Heh. No problem, I occasionally try to be useful. Funny thing was the only reason I opened up my PDF of the first-edition "Inside Macintosh" was I wanted to see if it said what the track-to-track stepping time of the Mac drive was. Once I started reading it I realized, uhm, oh, this might be useful to point out.
There are all sorts of dire warnings about how hooking up an Apple II drive can "fry the IWM" in your Mac... I wonder if the Mac is missing some circuitry that the IIgs *does* have that would let it safely operate in the "control the stepper motor directly" mode (buffering/amplifiers/drivers external to the IWM? Or does an Apple II drive ground the PWM signal, causing a meltdown?), or if it's simply a software thing. (The Mac ROM defaults to incorrect assumptions about drive instead of trying to query it, and running in the wrong mode alone is enough to overdrive the chip? )
Ironically, if you could find the appropriate documentation for the protocol used to communicate with the HD20 there's a good chance it would be substantially easier to emulate than a floppy drive.
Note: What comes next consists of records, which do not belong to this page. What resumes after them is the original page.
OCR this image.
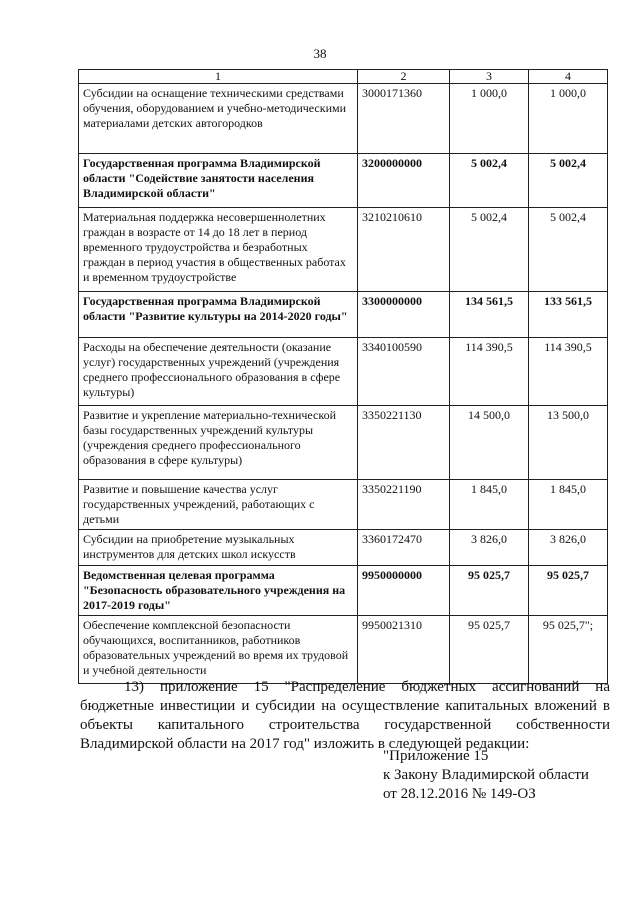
38
1	2	3	4
Субсидии на оснащение техническими средствами обучения, оборудованием и учебно-методическими материалами детских автогородков	3000171360	1 000,0	1 000,0
Государственная программа Владимирской области "Содействие занятости населения Владимирской области"	3200000000	5 002,4	5 002,4
Материальная поддержка несовершеннолетних граждан в возрасте от 14 до 18 лет в период временного трудоустройства и безработных граждан в период участия в общественных работах и временном трудоустройстве	3210210610	5 002,4	5 002,4
Государственная программа Владимирской области "Развитие культуры на 2014-2020 годы"	3300000000	134 561,5	133 561,5
Расходы на обеспечение деятельности (оказание услуг) государственных учреждений (учреждения среднего профессионального образования в сфере культуры)	3340100590	114 390,5	114 390,5
Развитие и укрепление материально-технической базы государственных учреждений культуры (учреждения среднего профессионального образования в сфере культуры)	3350221130	14 500,0	13 500,0
Развитие и повышение качества услуг государственных учреждений, работающих с детьми	3350221190	1 845,0	1 845,0
Субсидии на приобретение музыкальных инструментов для детских школ искусств	3360172470	3 826,0	3 826,0
Ведомственная целевая программа "Безопасность образовательного учреждения на 2017-2019 годы"	9950000000	95 025,7	95 025,7
Обеспечение комплексной безопасности обучающихся, воспитанников, работников образовательных учреждений во время их трудовой и учебной деятельности	9950021310	95 025,7	95 025,7";
13) приложение 15 "Распределение бюджетных ассигнований на бюджетные инвестиции и субсидии на осуществление капитальных вложений в объекты капитального строительства государственной собственности Владимирской области на 2017 год" изложить в следующей редакции:
"Приложение 15
к Закону Владимирской области
от 28.12.2016 № 149-ОЗ
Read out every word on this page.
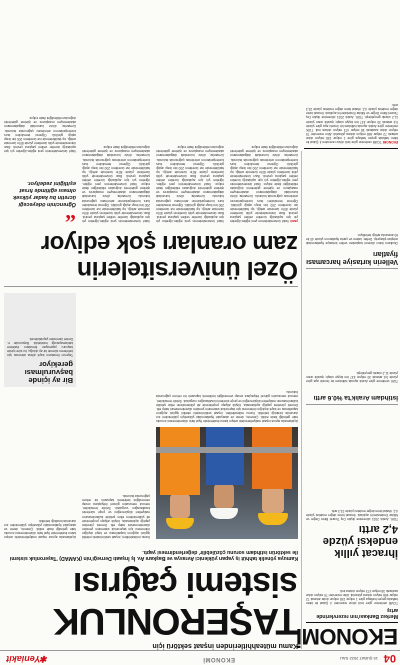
04
15 ŞUBAT 2022 SALI
EKONOMİ
✱Yeniakit
EKONOMİ
Merkez Bankası'nın rezervlerinde artış
TCMB verilerine göre brüt döviz rezervleri 4 Şubat ile biten haftada geçen haftaya göre 1 milyar 158 milyon dolar artarak 72 milyar 468 milyon dolara yükseldi. Altın rezervleri 79 milyon dolar azalarak 38 milyar 473 milyon dolara indi.
İhracat yıllık endeksi yüzde 4,2 arttı
TÜİK, Aralık 2021 dönemine ilişkin Dış Ticaret Birim Değer ve Miktar Endeksleri'ni açıkladı. İhracat birim değer endeksi yüzde 4,2, ithalat birim değer endeksi yüzde 23,3 arttı.
İstihdam Aralık'ta %0.6 arttı
TÜİK verilerine göre Aralık ayında istihdam bir önceki aya göre yüzde 0,6 artarak 30 milyon 437 bin kişiye ulaştı; işsizlik oranı yüzde 11,2 olarak gerçekleşti.
Vellerin kırtasiye harcaması fiyatları
Okulların ikinci dönemi başlarken veliler kırtasiye fiyatlarındaki artıştan şikayetçi. Defter, kalem ve çanta fiyatlarının yüzde 40 ile 60 arasında arttığı belirtiliyor.
Kamu müteahhitlerinden inşaat sektörü için
TAŞERONLUK
sistemi çağrısı
Kamuya yönelik tahhüt iş yapan yüklenici Avrasya ve Başkanı Av. İş İnşaatı Derneği'nin (KAMAD) 'Taşeronluk sistemi ile sektörün istihdam sorunu çözülebilir' değerlendirmesi yaptı.
Kamu müteahhitleri, inşaat sektöründeki nitelikli işgücü açığının kapatılması ve kayıt dışılığın önlenmesi için taşeronluk sisteminin yeniden düzenlenmesini talep etti. Dernek yönetimi yaptığı açıklamada, büyük altyapı projelerinde alt yüklenicilerin etkin şekilde kullanılmasının maliyetleri düşüreceğini ve proje sürelerini kısaltacağını vurguladı. Sektör temsilcileri, mevcut mevzuatın güncel ihtiyaçlara cevap vermediğini belirterek kapsamlı bir reform çağrısında bulundu.
Açıklamada ayrıca inşaat maliyetlerindeki artışın kamu ihalelerinde fiyat farkı düzenlemesini zorunlu hale getirdiği ifade edildi. Çimento, demir ve akaryakıt fiyatlarındaki yükselişin yüklenicileri zor durumda bıraktığı belirtildi.
Bir ay içinde başvurulması gerekiyor
Taşeron firmaların kayıt altına alınması için belirlenen sürenin bir ay olduğu, bu süre içinde başvuru yapmayan firmaların ihalelere katılamayacağı hatırlatıldı. Başvurular e-Devlet üzerinden yapılabilecek.
Açıklamada ayrıca inşaat maliyetlerindeki artışın kamu ihalelerinde fiyat farkı düzenlemesini zorunlu hale getirdiği ifade edildi. Çimento, demir ve akaryakıt fiyatlarındaki yükselişin yüklenicileri zor durumda bıraktığı belirtildi. Kamu müteahhitleri, inşaat sektöründeki nitelikli işgücü açığının kapatılması ve kayıt dışılığın önlenmesi için taşeronluk sisteminin yeniden düzenlenmesini talep etti. Dernek yönetimi yaptığı açıklamada, büyük altyapı projelerinde alt yüklenicilerin etkin şekilde kullanılmasının maliyetleri düşüreceğini ve proje sürelerini kısaltacağını vurguladı. Sektör temsilcileri, mevcut mevzuatın güncel ihtiyaçlara cevap vermediğini belirterek kapsamlı bir reform çağrısında bulundu.
Özel üniversitelerin
zam oranları şok ediyor
yazılı Vakıf üniversitelerinin yeni eğitim-öğretim yılı için açıkladığı ücretler velileri şaşkına çevirdi. Bazı üniversitelerde yıllık ücretlerin yüzde 80'in üzerinde arttığı, tıp fakültelerinde ise ücretlerin 200 bin lirayı aştığı görüldü. Öğrenci temsilcileri burs kontenjanlarının artırılması çağrısında bulundu. Uzmanlar, döviz kurundaki dalgalanmanın akademisyen maaşlarını ve işletme giderlerini doğrudan etkilediğini ifade ediyor. Vakıf üniversitelerinin yeni eğitim-öğretim yılı için açıkladığı ücretler velileri şaşkına çevirdi. Bazı üniversitelerde yıllık ücretlerin yüzde 80'in üzerinde arttığı, tıp fakültelerinde ise ücretlerin 200 bin lirayı aştığı görüldü. Öğrenci temsilcileri burs kontenjanlarının artırılması çağrısında bulundu. Uzmanlar, döviz kurundaki dalgalanmanın akademisyen maaşlarını ve işletme giderlerini doğrudan etkilediğini ifade ediyor.
Vakıf üniversitelerinin yeni eğitim-öğretim yılı için açıkladığı ücretler velileri şaşkına çevirdi. Bazı üniversitelerde yıllık ücretlerin yüzde 80'in üzerinde arttığı, tıp fakültelerinde ise ücretlerin 200 bin lirayı aştığı görüldü. Öğrenci temsilcileri burs kontenjanlarının artırılması çağrısında bulundu. Uzmanlar, döviz kurundaki dalgalanmanın akademisyen maaşlarını ve işletme giderlerini doğrudan etkilediğini ifade ediyor. Vakıf üniversitelerinin yeni eğitim-öğretim yılı için açıkladığı ücretler velileri şaşkına çevirdi. Bazı üniversitelerde yıllık ücretlerin yüzde 80'in üzerinde arttığı, tıp fakültelerinde ise ücretlerin 200 bin lirayı aştığı görüldü. Öğrenci temsilcileri burs kontenjanlarının artırılması çağrısında bulundu. Uzmanlar, döviz kurundaki dalgalanmanın akademisyen maaşlarını ve işletme giderlerini doğrudan etkilediğini ifade ediyor.
Vakıf üniversitelerinin yeni eğitim-öğretim yılı için açıkladığı ücretler velileri şaşkına çevirdi. Bazı üniversitelerde yıllık ücretlerin yüzde 80'in üzerinde arttığı, tıp fakültelerinde ise ücretlerin 200 bin lirayı aştığı görüldü. Öğrenci temsilcileri burs kontenjanlarının artırılması çağrısında bulundu. Uzmanlar, döviz kurundaki dalgalanmanın akademisyen maaşlarını ve işletme giderlerini doğrudan etkilediğini ifade ediyor. Vakıf üniversitelerinin yeni eğitim-öğretim yılı için açıkladığı ücretler velileri şaşkına çevirdi. Bazı üniversitelerde yıllık ücretlerin yüzde 80'in üzerinde arttığı, tıp fakültelerinde ise ücretlerin 200 bin lirayı aştığı görüldü. Öğrenci temsilcileri burs kontenjanlarının artırılması çağrısında bulundu. Uzmanlar, döviz kurundaki dalgalanmanın akademisyen maaşlarını ve işletme giderlerini doğrudan etkilediğini ifade ediyor.
“
Öğrencinin ödeyeceği ücretin bu kadar yüksek olması eğitimde fırsat eşitliğini zedeliyor.
Vakıf üniversitelerinin yeni eğitim-öğretim yılı için açıkladığı ücretler velileri şaşkına çevirdi. Bazı üniversitelerde yıllık ücretlerin yüzde 80'in üzerinde arttığı, tıp fakültelerinde ise ücretlerin 200 bin lirayı aştığı görüldü. Öğrenci temsilcileri burs kontenjanlarının artırılması çağrısında bulundu. Uzmanlar, döviz kurundaki dalgalanmanın akademisyen maaşlarını ve işletme giderlerini doğrudan etkilediğini ifade ediyor.
EKONOMİ TCMB verilerine göre brüt döviz rezervleri 4 Şubat ile biten haftada geçen haftaya göre 1 milyar 158 milyon dolar artarak 72 milyar 468 milyon dolara yükseldi. Altın rezervleri 79 milyon dolar azalarak 38 milyar 473 milyon dolara indi. TÜİK verilerine göre Aralık ayında istihdam bir önceki aya göre yüzde 0,6 artarak 30 milyon 437 bin kişiye ulaştı; işsizlik oranı yüzde 11,2 olarak gerçekleşti. TÜİK, Aralık 2021 dönemine ilişkin Dış Ticaret Birim Değer ve Miktar Endeksleri'ni açıkladı. İhracat birim değer endeksi yüzde 4,2, ithalat birim değer endeksi yüzde 23,3 arttı.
As H3NRY noted earlier, when running the HD20 the IWM would essentially behave like a high-speed UART. If it transfers data in neat sector-size chunks and dispenses with the data encoding/timing pulses a floppy drive needs then it would be fairly trivial to grab data sectors straight off a memory card as needed, and timing might be a lot less critical. If anyone has a link to a document chronicling the secret recipe for speaking to an HD-20 it might be an apropos time to trot it out.
(You could potentially figure it out, if no other way, by sicing a 68000 disassembler against the either the 128k Mac Plus ROM, which can boot one natively, or the HD-20 init. But trying to interpret such a thing would suck.)